GREENSBORO, N.C. — Power outages are common during storms and folks turn to generators.
Just recently, a 38-year-old High Point man was found dead in his home. He was using a generator inside and the carbon monoxide killed him.
“Generators should never be used inside....an enclosed space, even if you leave a door open,” says a Consumer Report expert.
Did you hear that? NEVER inside a garage, even with the door open, it is not a safe place.
Place the generator at least 20 feet from the house. Make sure you have a cord long enough to reach.
Direct exhaust away from the occupied space so the fumes can't be sucked into the house.
Consumer Reports is no longer recommending any generator unless it has a sensor that will detect a build-up of gas and automatically shut off. Every company has a different way to describe it, but look for: CO shield, CO sense, CO guard, CO protect.
HOW TO USE YOUR GENERATOR:
You'll want to add a fuel stabilizer to keep your generator fuel fresh.
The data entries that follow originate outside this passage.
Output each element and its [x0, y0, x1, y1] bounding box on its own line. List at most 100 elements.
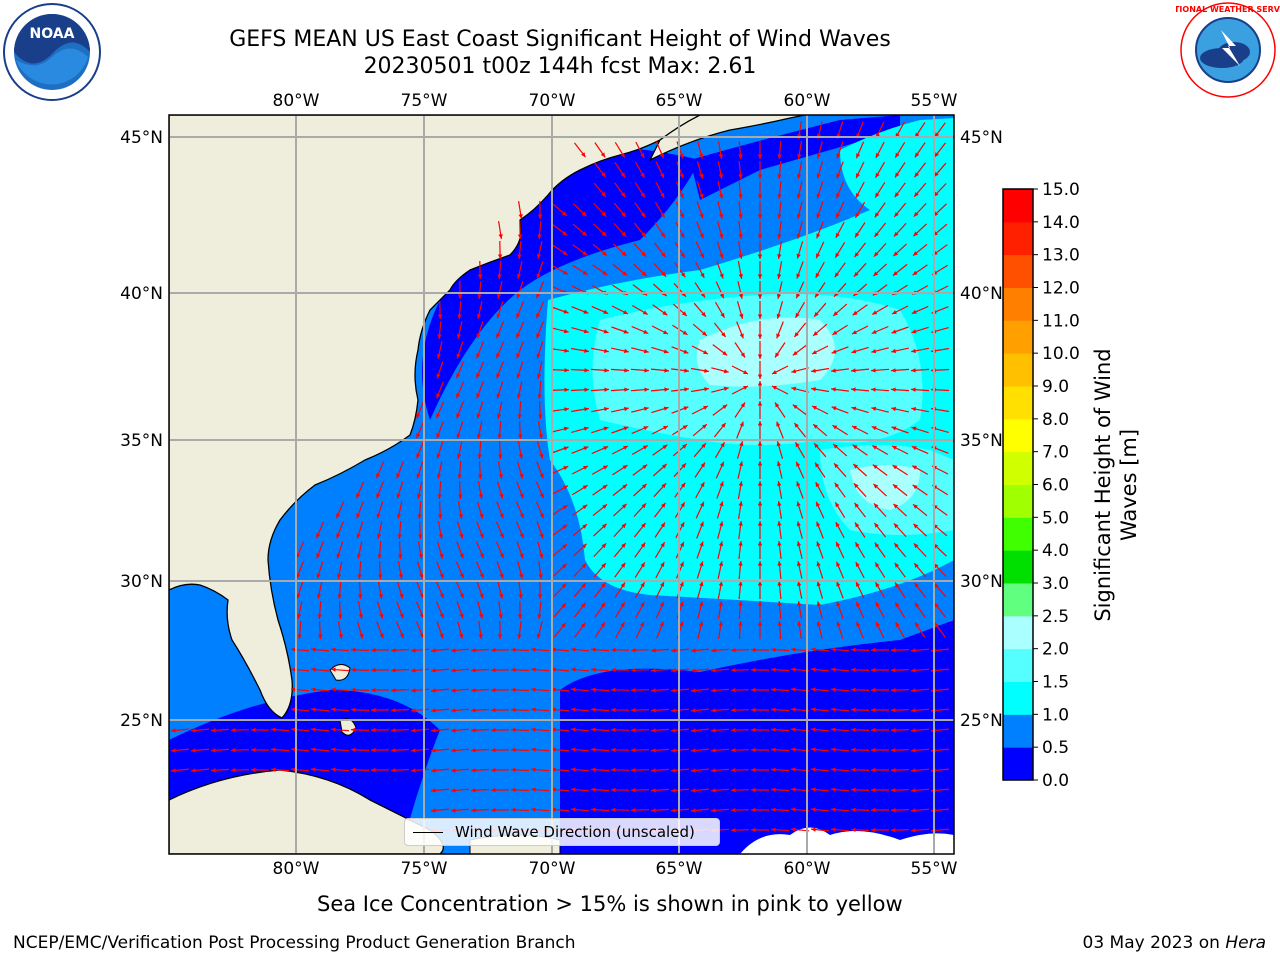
- wave-arrow-head: [511, 747, 516, 752]
- wave-arrow-head: [738, 214, 743, 219]
- wave-arrow-head: [680, 252, 685, 258]
- wave-arrow-head: [536, 293, 541, 299]
- wave-arrow-head: [519, 573, 524, 579]
- wave-arrow-head: [497, 634, 503, 639]
- wave-arrow-head: [436, 353, 442, 359]
- wave-arrow-head: [519, 513, 524, 519]
- wave-arrow-head: [740, 402, 745, 408]
- wave-arrow-head: [499, 593, 504, 599]
- wave-arrow-head: [855, 193, 860, 198]
- wave-arrow-head: [516, 373, 521, 379]
- wave-arrow-head: [719, 273, 724, 279]
- wave-arrow-head: [831, 827, 836, 832]
- wave-arrow-head: [796, 253, 801, 259]
- wave-arrow-head: [791, 827, 796, 832]
- wave-arrow-head: [851, 687, 856, 692]
- wave-arrow-head: [811, 647, 816, 652]
- wave-arrow-head: [875, 562, 880, 568]
- wave-arrow-head: [562, 211, 567, 216]
- wave-arrow-head: [537, 234, 542, 239]
- colorbar-swatch: [1003, 747, 1033, 781]
- wave-arrow-head: [816, 521, 821, 527]
- wave-arrow-head: [874, 542, 880, 548]
- wave-arrow-head: [459, 613, 464, 619]
- wave-arrow-head: [757, 354, 763, 359]
- nws-logo: NATIONAL WEATHER SERVICE: [1176, 2, 1280, 98]
- wave-arrow-head: [704, 387, 709, 392]
- wave-arrow-head: [777, 481, 782, 486]
- wave-arrow-head: [871, 687, 876, 693]
- wave-arrow-head: [498, 614, 503, 619]
- wave-arrow-head: [491, 727, 496, 733]
- wave-arrow-head: [834, 463, 839, 469]
- wave-arrow-head: [691, 768, 696, 773]
- wave-arrow-head: [816, 581, 821, 587]
- colorbar-tick-label: 13.0: [1042, 246, 1080, 266]
- wave-arrow-head: [873, 503, 879, 509]
- wave-arrow-head: [582, 485, 588, 490]
- wave-arrow-head: [856, 621, 861, 627]
- wave-arrow-head: [871, 827, 876, 833]
- wave-arrow-head: [511, 807, 516, 812]
- wave-arrow-head: [531, 707, 536, 712]
- wave-arrow-head: [797, 621, 802, 626]
- wave-arrow-head: [271, 747, 276, 752]
- wave-arrow-head: [631, 808, 636, 813]
- wave-arrow-head: [852, 426, 857, 430]
- wave-arrow-head: [811, 787, 816, 792]
- wave-arrow-head: [499, 573, 504, 579]
- wave-arrow-head: [739, 441, 744, 447]
- wave-arrow-head: [796, 273, 801, 279]
- wave-arrow-head: [531, 747, 536, 752]
- wave-arrow-head: [719, 293, 724, 299]
- wave-arrow-head: [777, 581, 782, 586]
- wave-arrow-head: [660, 542, 665, 548]
- wave-arrow-head: [551, 807, 556, 812]
- wave-arrow-head: [291, 727, 296, 732]
- lon-label-top: 65°W: [656, 91, 703, 111]
- colorbar-tick-label: 4.0: [1042, 541, 1069, 561]
- wave-arrow-head: [757, 461, 763, 466]
- wave-arrow-head: [719, 253, 724, 259]
- wave-arrow-head: [680, 272, 686, 278]
- wave-arrow-head: [743, 370, 748, 374]
- wave-arrow-head: [791, 747, 796, 752]
- wave-arrow-head: [471, 708, 476, 713]
- wave-arrow-head: [871, 807, 876, 813]
- wave-arrow-head: [391, 748, 396, 753]
- wave-arrow-head: [316, 573, 321, 579]
- wave-arrow-head: [491, 687, 496, 693]
- wave-arrow-head: [831, 687, 836, 692]
- wave-arrow-head: [683, 406, 689, 411]
- wave-arrow-head: [699, 213, 704, 219]
- wave-arrow-head: [291, 767, 296, 772]
- wave-arrow-head: [651, 808, 656, 813]
- wave-arrow-head: [539, 553, 544, 559]
- wave-arrow-head: [911, 426, 917, 431]
- wave-direction-arrows: [170, 121, 950, 833]
- wave-arrow-head: [699, 541, 704, 547]
- wave-arrow-head: [682, 311, 687, 316]
- wave-arrow-head: [720, 312, 725, 318]
- wave-arrow-head: [911, 446, 917, 451]
- wave-arrow-head: [664, 368, 669, 373]
- wave-arrow-head: [718, 621, 723, 626]
- wave-arrow-head: [739, 421, 744, 427]
- wave-arrow-head: [611, 807, 616, 813]
- wave-arrow-head: [351, 727, 356, 732]
- wave-arrow-head: [459, 533, 464, 539]
- wave-arrow-head: [571, 687, 576, 692]
- wave-arrow-head: [834, 482, 840, 488]
- colorbar: [1002, 188, 1034, 781]
- wave-arrow-head: [891, 406, 897, 412]
- wave-arrow-head: [398, 574, 403, 579]
- wave-arrow-head: [816, 253, 821, 259]
- wave-arrow-head: [772, 386, 777, 390]
- wave-arrow-head: [437, 314, 443, 319]
- wave-arrow-head: [331, 667, 336, 672]
- wave-arrow-head: [436, 393, 441, 399]
- map-frame: [168, 114, 955, 855]
- wave-arrow-head: [671, 728, 676, 733]
- wave-arrow-head: [833, 444, 838, 449]
- wave-arrow-head: [499, 513, 504, 519]
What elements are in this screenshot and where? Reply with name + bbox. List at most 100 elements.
If your gas is old, your generator may be difficult to start.
Pay attention to the oil. Many portable generators automatically shut off if the engine oil gets too low. Check the oil before you even start your
You should start your generator once a month, just to keep it in working condition.
Consumer Reports info on having a more permanent solution: CR recommends having a licensed electrician install a transfer switch, which connects a generator to your home’s circuit breaker panel, allowing you to power entire circuits at once. These devices are compatible with full-sized portable generators and large inverter generators but not with midsized or recreational generators.